The two psychiatrists spoke about him with anger and bitterness, for Lazar had turned their well-meaning visit into a power struggle over his new initiative to do away with the psychiatric department in the hospital and turn it into an outpatient clinic — a community mental health service. “Let them take their mental illnesses somewhere else, we don’t need them here,” he said, smiling from his bed, when I told him about the psychiatrists’ angry reaction to his ideas for their department. The private room, which I had last seen bathed in moonlight, full of the intoxicating scent of flowers, had already been transformed into a kind of office, with two telephones on the floor and a pile of files next to his food tray.

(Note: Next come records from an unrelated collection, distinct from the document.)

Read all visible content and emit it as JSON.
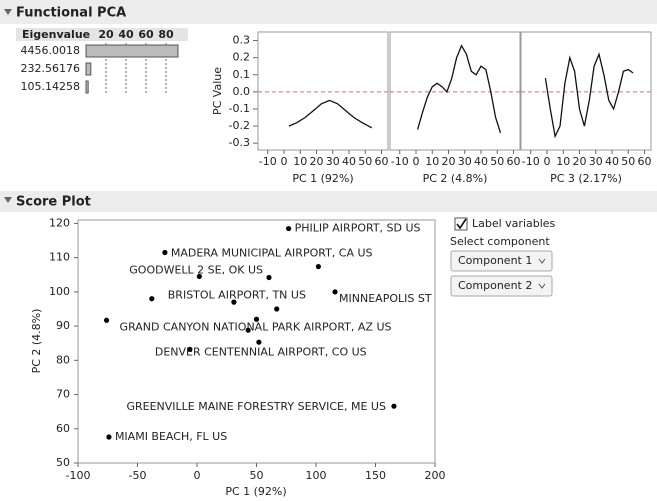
{
  "functional_pca": {
    "title": "Functional PCA",
    "eigen_table": {
      "header": "Eigenvalue",
      "eigenvalues": [
        "4456.0018",
        "232.56176",
        "105.14258"
      ],
      "percent": [
        92,
        4.8,
        2.17
      ],
      "xlim": [
        -3,
        100
      ],
      "xticks": [
        20,
        40,
        60,
        80
      ]
    },
    "pc_plots": {
      "y_label": "PC Value",
      "xlim": [
        -16,
        64
      ],
      "xticks": [
        -10,
        0,
        10,
        20,
        30,
        40,
        50,
        60
      ],
      "ylim": [
        -0.34,
        0.35
      ],
      "yticks": [
        -0.3,
        -0.2,
        -0.1,
        {
          "value": 0,
          "label": "0.0"
        },
        0.1,
        0.2,
        0.3
      ],
      "panels": [
        {
          "x_label": "PC 1 (92%)",
          "x": [
            3,
            8,
            13,
            18,
            23,
            28,
            33,
            38,
            43,
            48,
            54
          ],
          "values": [
            -0.2,
            -0.18,
            -0.15,
            -0.11,
            -0.07,
            -0.05,
            -0.07,
            -0.11,
            -0.15,
            -0.18,
            -0.21
          ]
        },
        {
          "x_label": "PC 2 (4.8%)",
          "x": [
            1,
            4,
            7,
            10,
            13,
            16,
            19,
            22,
            25,
            28,
            31,
            34,
            37,
            40,
            43,
            46,
            49,
            52
          ],
          "values": [
            -0.22,
            -0.12,
            -0.03,
            0.03,
            0.05,
            0.03,
            0,
            0.08,
            0.2,
            0.27,
            0.22,
            0.12,
            0.1,
            0.15,
            0.13,
            0,
            -0.15,
            -0.24
          ]
        },
        {
          "x_label": "PC 3 (2.17%)",
          "x": [
            -1,
            2,
            5,
            8,
            11,
            14,
            17,
            20,
            23,
            26,
            29,
            32,
            35,
            38,
            41,
            44,
            47,
            50,
            53
          ],
          "values": [
            0.08,
            -0.1,
            -0.26,
            -0.2,
            0.05,
            0.2,
            0.12,
            -0.1,
            -0.2,
            -0.05,
            0.15,
            0.22,
            0.1,
            -0.05,
            -0.1,
            0,
            0.12,
            0.13,
            0.11
          ]
        }
      ]
    }
  },
  "score_plot": {
    "title": "Score Plot",
    "x_label": "PC 1 (92%)",
    "y_label": "PC 2 (4.8%)",
    "xlim": [
      -100,
      200
    ],
    "xticks": [
      -100,
      -50,
      0,
      50,
      100,
      150,
      200
    ],
    "ylim": [
      50,
      121
    ],
    "yticks": [
      50,
      60,
      70,
      80,
      90,
      100,
      110,
      120
    ],
    "x": [
      77,
      -27,
      102,
      2,
      60.5,
      116,
      -38,
      31,
      67,
      -76,
      50,
      43,
      52,
      -6,
      165.5,
      -74
    ],
    "y": [
      118.5,
      111.5,
      107.4,
      104.5,
      104.2,
      100,
      98,
      97,
      95,
      91.7,
      92,
      88.8,
      85.3,
      83.2,
      66.6,
      57.6
    ],
    "labels": [
      "PHILIP AIRPORT, SD US",
      "MADERA MUNICIPAL AIRPORT, CA US",
      null,
      null,
      "GOODWELL 2 SE, OK US",
      "MINNEAPOLIS ST P",
      "BRISTOL AIRPORT, TN US",
      null,
      null,
      "GRAND CANYON NATIONAL PARK AIRPORT, AZ US",
      null,
      null,
      null,
      "DENVER CENTENNIAL AIRPORT, CO US",
      "GREENVILLE MAINE FORESTRY SERVICE, ME US",
      "MIAMI BEACH, FL US"
    ]
  },
  "controls": {
    "checkbox_label": "Label variables",
    "checked": true,
    "select_label": "Select component",
    "dropdowns": [
      "Component 1",
      "Component 2"
    ]
  }
}
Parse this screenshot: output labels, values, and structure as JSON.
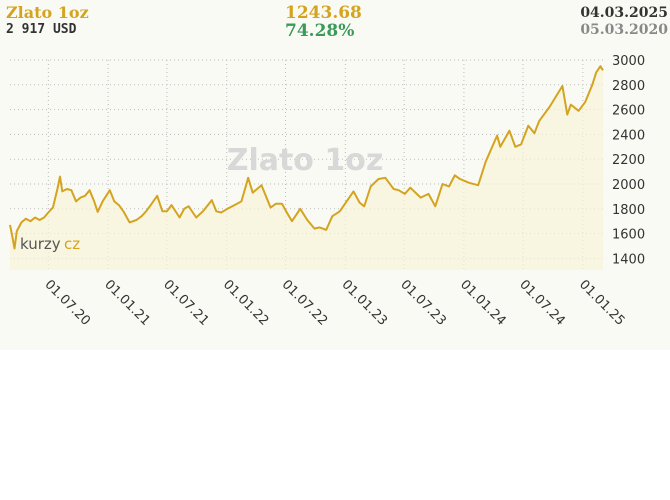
{
  "header": {
    "title": "Zlato 1oz",
    "price": "2 917 USD",
    "change_value": "1243.68",
    "change_percent": "74.28%",
    "date_end": "04.03.2025",
    "date_start": "05.03.2020"
  },
  "logo": {
    "part1": "kurzy",
    "part2": "cz"
  },
  "colors": {
    "line": "#d4a320",
    "fill": "#f7f3d8",
    "grid": "#bbbbbb",
    "change_positive": "#3a9a5a",
    "background": "#fafaf5"
  },
  "chart_data": {
    "type": "line",
    "title": "Zlato 1oz",
    "watermark": "Zlato 1oz",
    "xlabel": "",
    "ylabel": "",
    "x_range": [
      "2020-03-05",
      "2025-03-04"
    ],
    "ylim": [
      1400,
      3000
    ],
    "yticks": [
      1400,
      1600,
      1800,
      2000,
      2200,
      2400,
      2600,
      2800,
      3000
    ],
    "xticks": [
      {
        "date": "2020-07-01",
        "label": "01.07.20"
      },
      {
        "date": "2021-01-01",
        "label": "01.01.21"
      },
      {
        "date": "2021-07-01",
        "label": "01.07.21"
      },
      {
        "date": "2022-01-01",
        "label": "01.01.22"
      },
      {
        "date": "2022-07-01",
        "label": "01.07.22"
      },
      {
        "date": "2023-01-01",
        "label": "01.01.23"
      },
      {
        "date": "2023-07-01",
        "label": "01.07.23"
      },
      {
        "date": "2024-01-01",
        "label": "01.01.24"
      },
      {
        "date": "2024-07-01",
        "label": "01.07.24"
      },
      {
        "date": "2025-01-01",
        "label": "01.01.25"
      }
    ],
    "grid": true,
    "legend": "none",
    "series": [
      {
        "points": [
          [
            "2020-03-05",
            1670
          ],
          [
            "2020-03-12",
            1580
          ],
          [
            "2020-03-19",
            1480
          ],
          [
            "2020-03-26",
            1620
          ],
          [
            "2020-04-09",
            1690
          ],
          [
            "2020-04-23",
            1720
          ],
          [
            "2020-05-07",
            1700
          ],
          [
            "2020-05-21",
            1730
          ],
          [
            "2020-06-04",
            1710
          ],
          [
            "2020-06-18",
            1730
          ],
          [
            "2020-07-01",
            1770
          ],
          [
            "2020-07-15",
            1810
          ],
          [
            "2020-07-29",
            1960
          ],
          [
            "2020-08-06",
            2060
          ],
          [
            "2020-08-13",
            1940
          ],
          [
            "2020-08-27",
            1960
          ],
          [
            "2020-09-10",
            1950
          ],
          [
            "2020-09-24",
            1860
          ],
          [
            "2020-10-08",
            1890
          ],
          [
            "2020-10-22",
            1905
          ],
          [
            "2020-11-05",
            1950
          ],
          [
            "2020-11-19",
            1860
          ],
          [
            "2020-11-30",
            1775
          ],
          [
            "2020-12-15",
            1860
          ],
          [
            "2021-01-06",
            1950
          ],
          [
            "2021-01-20",
            1860
          ],
          [
            "2021-02-03",
            1830
          ],
          [
            "2021-02-17",
            1780
          ],
          [
            "2021-03-08",
            1690
          ],
          [
            "2021-03-29",
            1710
          ],
          [
            "2021-04-14",
            1740
          ],
          [
            "2021-04-28",
            1780
          ],
          [
            "2021-05-12",
            1830
          ],
          [
            "2021-06-01",
            1905
          ],
          [
            "2021-06-17",
            1780
          ],
          [
            "2021-07-01",
            1780
          ],
          [
            "2021-07-15",
            1830
          ],
          [
            "2021-08-09",
            1730
          ],
          [
            "2021-08-23",
            1800
          ],
          [
            "2021-09-06",
            1820
          ],
          [
            "2021-09-29",
            1730
          ],
          [
            "2021-10-20",
            1780
          ],
          [
            "2021-11-16",
            1870
          ],
          [
            "2021-11-30",
            1780
          ],
          [
            "2021-12-15",
            1770
          ],
          [
            "2022-01-03",
            1800
          ],
          [
            "2022-01-25",
            1830
          ],
          [
            "2022-02-15",
            1860
          ],
          [
            "2022-03-08",
            2050
          ],
          [
            "2022-03-22",
            1930
          ],
          [
            "2022-04-18",
            1990
          ],
          [
            "2022-05-16",
            1810
          ],
          [
            "2022-06-01",
            1840
          ],
          [
            "2022-06-20",
            1840
          ],
          [
            "2022-07-05",
            1770
          ],
          [
            "2022-07-21",
            1700
          ],
          [
            "2022-08-15",
            1800
          ],
          [
            "2022-09-06",
            1710
          ],
          [
            "2022-09-28",
            1640
          ],
          [
            "2022-10-14",
            1650
          ],
          [
            "2022-11-03",
            1630
          ],
          [
            "2022-11-22",
            1740
          ],
          [
            "2022-12-15",
            1780
          ],
          [
            "2023-01-10",
            1880
          ],
          [
            "2023-01-26",
            1940
          ],
          [
            "2023-02-14",
            1850
          ],
          [
            "2023-02-28",
            1820
          ],
          [
            "2023-03-20",
            1980
          ],
          [
            "2023-04-13",
            2040
          ],
          [
            "2023-05-04",
            2050
          ],
          [
            "2023-05-30",
            1960
          ],
          [
            "2023-06-14",
            1950
          ],
          [
            "2023-07-03",
            1920
          ],
          [
            "2023-07-20",
            1970
          ],
          [
            "2023-08-21",
            1890
          ],
          [
            "2023-09-14",
            1920
          ],
          [
            "2023-10-05",
            1820
          ],
          [
            "2023-10-27",
            2000
          ],
          [
            "2023-11-16",
            1980
          ],
          [
            "2023-12-04",
            2070
          ],
          [
            "2023-12-20",
            2040
          ],
          [
            "2024-01-17",
            2010
          ],
          [
            "2024-02-14",
            1990
          ],
          [
            "2024-03-08",
            2180
          ],
          [
            "2024-04-12",
            2390
          ],
          [
            "2024-04-22",
            2300
          ],
          [
            "2024-05-20",
            2430
          ],
          [
            "2024-06-07",
            2300
          ],
          [
            "2024-06-25",
            2320
          ],
          [
            "2024-07-17",
            2470
          ],
          [
            "2024-08-05",
            2410
          ],
          [
            "2024-08-20",
            2510
          ],
          [
            "2024-09-20",
            2620
          ],
          [
            "2024-10-30",
            2790
          ],
          [
            "2024-11-14",
            2560
          ],
          [
            "2024-11-25",
            2640
          ],
          [
            "2024-12-19",
            2590
          ],
          [
            "2025-01-08",
            2660
          ],
          [
            "2025-01-30",
            2800
          ],
          [
            "2025-02-11",
            2900
          ],
          [
            "2025-02-24",
            2950
          ],
          [
            "2025-03-04",
            2917
          ]
        ]
      }
    ]
  }
}
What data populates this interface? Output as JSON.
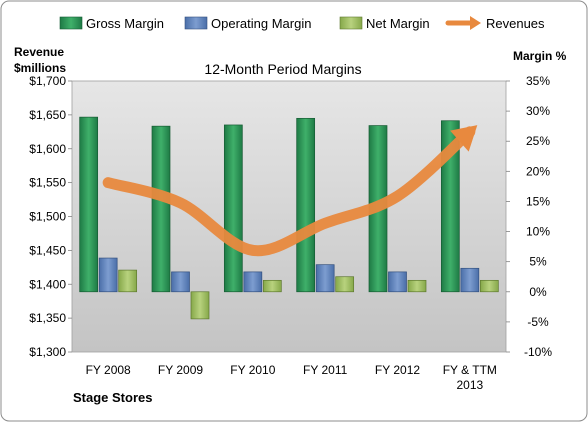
{
  "chart_data": {
    "type": "bar",
    "title": "12-Month Period Margins",
    "company_label": "Stage Stores",
    "left_axis_label": [
      "Revenue",
      "$millions"
    ],
    "right_axis_label": "Margin %",
    "categories": [
      [
        "FY 2008"
      ],
      [
        "FY 2009"
      ],
      [
        "FY 2010"
      ],
      [
        "FY 2011"
      ],
      [
        "FY 2012"
      ],
      [
        "FY & TTM",
        "2013"
      ]
    ],
    "series": [
      {
        "name": "Gross Margin",
        "type": "bar",
        "axis": "right",
        "unit": "%",
        "values": [
          29.0,
          27.5,
          27.7,
          28.8,
          27.6,
          28.4
        ]
      },
      {
        "name": "Operating Margin",
        "type": "bar",
        "axis": "right",
        "unit": "%",
        "values": [
          5.6,
          3.3,
          3.3,
          4.5,
          3.3,
          3.9
        ]
      },
      {
        "name": "Net Margin",
        "type": "bar",
        "axis": "right",
        "unit": "%",
        "values": [
          3.6,
          -4.5,
          1.9,
          2.5,
          1.9,
          1.9
        ]
      },
      {
        "name": "Revenues",
        "type": "line",
        "axis": "left",
        "unit": "$ millions",
        "values": [
          1550,
          1520,
          1450,
          1490,
          1530,
          1625
        ]
      }
    ],
    "left_axis": {
      "min": 1300,
      "max": 1700,
      "step": 50,
      "tick_labels": [
        "$1,300",
        "$1,350",
        "$1,400",
        "$1,450",
        "$1,500",
        "$1,550",
        "$1,600",
        "$1,650",
        "$1,700"
      ]
    },
    "right_axis": {
      "min": -10,
      "max": 35,
      "step": 5,
      "tick_labels": [
        "-10%",
        "-5%",
        "0%",
        "5%",
        "10%",
        "15%",
        "20%",
        "25%",
        "30%",
        "35%"
      ]
    },
    "legend_position": "top",
    "grid": false,
    "colors": {
      "gross": "#1e7a45",
      "gross_light": "#3fb06a",
      "operating": "#4a6ea8",
      "operating_light": "#7d9dd0",
      "net": "#86a84a",
      "net_light": "#b8d27e",
      "revenue": "#e8893e",
      "plot_bg_top": "#e6e6e6",
      "plot_bg_bottom": "#c4c4c4"
    }
  }
}
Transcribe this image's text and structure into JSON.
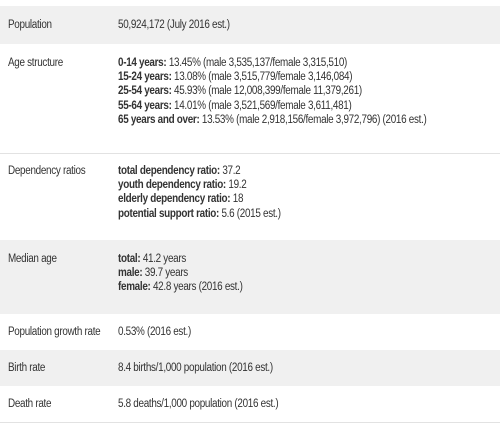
{
  "population": {
    "label": "Population",
    "value": "50,924,172 (July 2016 est.)"
  },
  "age_structure": {
    "label": "Age structure",
    "items": [
      {
        "key": "0-14 years:",
        "value": " 13.45% (male 3,535,137/female 3,315,510)"
      },
      {
        "key": "15-24 years:",
        "value": " 13.08% (male 3,515,779/female 3,146,084)"
      },
      {
        "key": "25-54 years:",
        "value": " 45.93% (male 12,008,399/female 11,379,261)"
      },
      {
        "key": "55-64 years:",
        "value": " 14.01% (male 3,521,569/female 3,611,481)"
      },
      {
        "key": "65 years and over:",
        "value": " 13.53% (male 2,918,156/female 3,972,796) (2016 est.)"
      }
    ]
  },
  "dependency_ratios": {
    "label": "Dependency ratios",
    "items": [
      {
        "key": "total dependency ratio:",
        "value": " 37.2"
      },
      {
        "key": "youth dependency ratio:",
        "value": " 19.2"
      },
      {
        "key": "elderly dependency ratio:",
        "value": " 18"
      },
      {
        "key": "potential support ratio:",
        "value": " 5.6 (2015 est.)"
      }
    ]
  },
  "median_age": {
    "label": "Median age",
    "items": [
      {
        "key": "total:",
        "value": " 41.2 years"
      },
      {
        "key": "male:",
        "value": " 39.7 years"
      },
      {
        "key": "female:",
        "value": " 42.8 years (2016 est.)"
      }
    ]
  },
  "population_growth_rate": {
    "label": "Population growth rate",
    "value": "0.53% (2016 est.)"
  },
  "birth_rate": {
    "label": "Birth rate",
    "value": "8.4 births/1,000 population (2016 est.)"
  },
  "death_rate": {
    "label": "Death rate",
    "value": "5.8 deaths/1,000 population (2016 est.)"
  }
}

Levine was still trying to keep the stream of visitors at bay, but Hishin, who was standing next to Lazar’s bed as large as life and twice as tall, was perfectly satisfied with the new energy displayed by his patient. Lazar’s temperature had gone down, the bandages had been removed, and through the hospital pajamas the straight row of neat stitches was clearly visible. Dori was sitting in the corner, listening smilingly to Lazar’s secretary’s chatter. She was heavily made up, wearing an elegant suit and high heels; it seemed that she had already spent a few hours in her office and had also done some shopping, judging by the plastic bags heaped at her crossed feet. I suddenly turned to her, rudely interrupting the secretary. “Are you going to spend the night here again?” She nodded her head in surprise, as if I should know that she preferred the discomfort of sleeping in an armchair to being separated from her husband and spending a lonely night in her bed. A consoling thought crossed my mind, light as the touch of a feather. In spite of everything, there had not yet been one ugly moment between us. And a powerful wave of love swept over me for this middle-aged woman, who boldly took out a cigarette and lit it in the closed room, to the horror of Professor Levine, who came into the room at that moment and held out both his hands to her in an imploring gesture, to stop her from poisoning us all.